L’altra testimonianza che i sacerdoti, i religiosi e le religiose devono dare al mondo è "lo spirito di povertà, anche per i sacerdoti che non hanno il voto di povertà". Lo ha detto il Papa, che in Duomo ha ammonito: "Quando la Chiesa entra nell’affarismo, sia per i preti che per i religiosi, è brutto". A questo proposito, Francesco ha citato l’esempio di una suora, "grande economa che faceva bene il suo mestiere, ma aveva il cuore attaccato ai soldi, selezionava la gente secondo i soldi che aveva. Era una grande donna, ma si vedeva questo. La sua ultima umiliazione è stata pubblica.
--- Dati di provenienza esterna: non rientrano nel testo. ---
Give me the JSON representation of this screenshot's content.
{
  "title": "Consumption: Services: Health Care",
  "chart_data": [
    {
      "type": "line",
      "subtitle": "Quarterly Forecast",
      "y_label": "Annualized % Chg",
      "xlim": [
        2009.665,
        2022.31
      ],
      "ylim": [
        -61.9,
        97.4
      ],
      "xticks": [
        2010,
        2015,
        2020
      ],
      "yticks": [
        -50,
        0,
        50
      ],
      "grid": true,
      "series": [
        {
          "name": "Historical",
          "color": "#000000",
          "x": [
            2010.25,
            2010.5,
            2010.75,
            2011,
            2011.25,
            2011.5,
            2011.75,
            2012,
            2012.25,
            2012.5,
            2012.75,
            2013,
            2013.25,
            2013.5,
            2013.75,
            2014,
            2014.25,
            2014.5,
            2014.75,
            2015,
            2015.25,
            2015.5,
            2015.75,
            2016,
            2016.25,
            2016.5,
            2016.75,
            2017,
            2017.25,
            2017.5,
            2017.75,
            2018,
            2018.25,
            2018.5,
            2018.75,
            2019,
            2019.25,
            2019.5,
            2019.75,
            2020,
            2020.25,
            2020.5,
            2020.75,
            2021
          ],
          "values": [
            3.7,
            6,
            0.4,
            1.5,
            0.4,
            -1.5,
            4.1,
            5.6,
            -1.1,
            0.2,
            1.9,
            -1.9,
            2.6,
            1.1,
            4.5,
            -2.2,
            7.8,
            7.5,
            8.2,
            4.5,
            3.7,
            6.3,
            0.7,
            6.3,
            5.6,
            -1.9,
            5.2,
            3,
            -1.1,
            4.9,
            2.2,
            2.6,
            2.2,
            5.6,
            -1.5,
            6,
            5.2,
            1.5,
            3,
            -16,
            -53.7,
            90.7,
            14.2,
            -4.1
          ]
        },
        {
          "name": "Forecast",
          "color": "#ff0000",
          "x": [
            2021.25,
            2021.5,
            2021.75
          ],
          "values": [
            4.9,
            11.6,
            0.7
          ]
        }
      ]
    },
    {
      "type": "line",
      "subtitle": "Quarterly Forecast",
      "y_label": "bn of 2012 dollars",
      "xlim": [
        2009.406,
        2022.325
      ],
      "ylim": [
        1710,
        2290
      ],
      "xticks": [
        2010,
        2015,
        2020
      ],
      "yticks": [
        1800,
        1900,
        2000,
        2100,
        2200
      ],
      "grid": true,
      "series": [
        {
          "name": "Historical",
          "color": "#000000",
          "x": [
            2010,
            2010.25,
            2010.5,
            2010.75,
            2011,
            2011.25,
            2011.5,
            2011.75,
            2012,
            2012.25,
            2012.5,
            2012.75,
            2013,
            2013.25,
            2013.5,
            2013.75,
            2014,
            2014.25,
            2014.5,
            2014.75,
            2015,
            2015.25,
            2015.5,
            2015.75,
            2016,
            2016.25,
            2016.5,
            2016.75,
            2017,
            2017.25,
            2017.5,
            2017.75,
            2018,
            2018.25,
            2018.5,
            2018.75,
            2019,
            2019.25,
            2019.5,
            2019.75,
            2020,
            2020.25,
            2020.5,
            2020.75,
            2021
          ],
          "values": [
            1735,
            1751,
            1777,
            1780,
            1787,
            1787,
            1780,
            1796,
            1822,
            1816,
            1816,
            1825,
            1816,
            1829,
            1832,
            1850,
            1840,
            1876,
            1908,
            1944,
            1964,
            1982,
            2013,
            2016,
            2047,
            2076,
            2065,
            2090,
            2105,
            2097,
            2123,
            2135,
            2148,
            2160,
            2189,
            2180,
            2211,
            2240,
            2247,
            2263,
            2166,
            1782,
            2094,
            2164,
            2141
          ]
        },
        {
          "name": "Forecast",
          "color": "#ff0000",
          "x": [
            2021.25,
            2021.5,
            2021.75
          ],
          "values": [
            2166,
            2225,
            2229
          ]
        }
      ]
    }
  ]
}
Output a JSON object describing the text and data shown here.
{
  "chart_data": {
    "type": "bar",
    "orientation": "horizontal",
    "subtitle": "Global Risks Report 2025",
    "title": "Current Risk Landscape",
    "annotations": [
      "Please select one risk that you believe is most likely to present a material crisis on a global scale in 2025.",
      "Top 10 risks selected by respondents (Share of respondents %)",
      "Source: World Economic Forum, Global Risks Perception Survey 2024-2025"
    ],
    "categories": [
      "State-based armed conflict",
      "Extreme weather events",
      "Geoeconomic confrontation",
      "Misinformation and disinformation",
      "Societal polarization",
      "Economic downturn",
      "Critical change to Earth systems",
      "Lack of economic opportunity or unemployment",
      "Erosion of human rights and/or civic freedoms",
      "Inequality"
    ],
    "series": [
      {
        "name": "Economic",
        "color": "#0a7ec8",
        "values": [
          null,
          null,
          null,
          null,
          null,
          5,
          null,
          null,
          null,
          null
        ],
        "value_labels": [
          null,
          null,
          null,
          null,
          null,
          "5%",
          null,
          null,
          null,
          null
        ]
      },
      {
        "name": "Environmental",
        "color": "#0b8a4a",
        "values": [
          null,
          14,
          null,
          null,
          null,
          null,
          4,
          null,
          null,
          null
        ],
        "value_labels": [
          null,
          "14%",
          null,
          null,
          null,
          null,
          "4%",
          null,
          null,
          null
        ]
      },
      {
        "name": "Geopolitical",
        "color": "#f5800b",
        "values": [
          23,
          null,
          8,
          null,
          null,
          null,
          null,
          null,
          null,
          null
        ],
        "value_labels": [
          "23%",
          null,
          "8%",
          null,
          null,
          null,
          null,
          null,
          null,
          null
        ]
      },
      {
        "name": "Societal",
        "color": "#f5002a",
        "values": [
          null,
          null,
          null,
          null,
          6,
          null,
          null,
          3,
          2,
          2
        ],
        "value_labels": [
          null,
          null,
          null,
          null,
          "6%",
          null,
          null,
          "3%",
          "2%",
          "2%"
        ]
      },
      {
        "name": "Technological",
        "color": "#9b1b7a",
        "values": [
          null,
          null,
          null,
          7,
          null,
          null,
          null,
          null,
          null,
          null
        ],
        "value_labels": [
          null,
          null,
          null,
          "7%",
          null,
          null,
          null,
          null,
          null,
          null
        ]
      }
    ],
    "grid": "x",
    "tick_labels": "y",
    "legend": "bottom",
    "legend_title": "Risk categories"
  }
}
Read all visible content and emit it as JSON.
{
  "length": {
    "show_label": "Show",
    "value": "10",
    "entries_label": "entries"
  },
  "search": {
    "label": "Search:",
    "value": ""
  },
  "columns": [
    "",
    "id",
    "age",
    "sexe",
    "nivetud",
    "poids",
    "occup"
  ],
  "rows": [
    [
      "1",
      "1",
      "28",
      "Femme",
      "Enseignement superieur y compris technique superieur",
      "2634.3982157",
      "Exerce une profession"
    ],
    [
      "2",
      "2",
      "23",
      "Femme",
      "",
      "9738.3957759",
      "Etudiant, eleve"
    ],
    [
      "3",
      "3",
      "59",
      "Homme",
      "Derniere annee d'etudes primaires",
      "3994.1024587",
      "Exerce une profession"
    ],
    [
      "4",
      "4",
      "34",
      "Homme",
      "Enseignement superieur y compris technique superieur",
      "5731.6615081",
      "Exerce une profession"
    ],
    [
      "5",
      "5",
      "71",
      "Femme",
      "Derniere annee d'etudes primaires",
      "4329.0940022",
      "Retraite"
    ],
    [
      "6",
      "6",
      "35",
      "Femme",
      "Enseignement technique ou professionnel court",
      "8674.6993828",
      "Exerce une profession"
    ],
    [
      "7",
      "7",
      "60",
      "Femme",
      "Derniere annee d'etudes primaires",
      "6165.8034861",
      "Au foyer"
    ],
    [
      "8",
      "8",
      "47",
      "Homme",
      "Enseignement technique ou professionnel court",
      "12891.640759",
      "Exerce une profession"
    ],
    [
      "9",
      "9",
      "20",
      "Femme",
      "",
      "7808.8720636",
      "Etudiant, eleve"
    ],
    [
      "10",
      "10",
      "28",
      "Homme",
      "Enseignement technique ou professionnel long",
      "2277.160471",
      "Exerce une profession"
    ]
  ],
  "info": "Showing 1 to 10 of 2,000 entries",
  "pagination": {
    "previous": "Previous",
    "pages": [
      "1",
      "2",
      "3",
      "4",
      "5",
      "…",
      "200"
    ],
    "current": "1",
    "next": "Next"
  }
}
Era nel salotto dei professori in un ‘break’ di scuola, prendeva un caffè, ha avuto una sincope ed è caduta". Visto che non rinveniva, "una professoressa ha detto questo: ‘Mettigli un biglietto da 100 pesos, vediamo se reagisce’. Era morta, ma questa è stata l’ultima parola". "Quando c’è l’avidità e ci si mette negli affari, quanti scandali nella Chiesa, e quanta mancanza di libertà per i soldi!", ha esclamato il Papa ricordando la centralità della prima Beatitudine: "Beati i poveri in spirito". "Un sacerdote può avere il suo risparmio, ma non il cuore lì", il consiglio di Francesco, che ha esortato ad "esaminare la coscienza" e a chiedersi "come va la mia vita di povertà".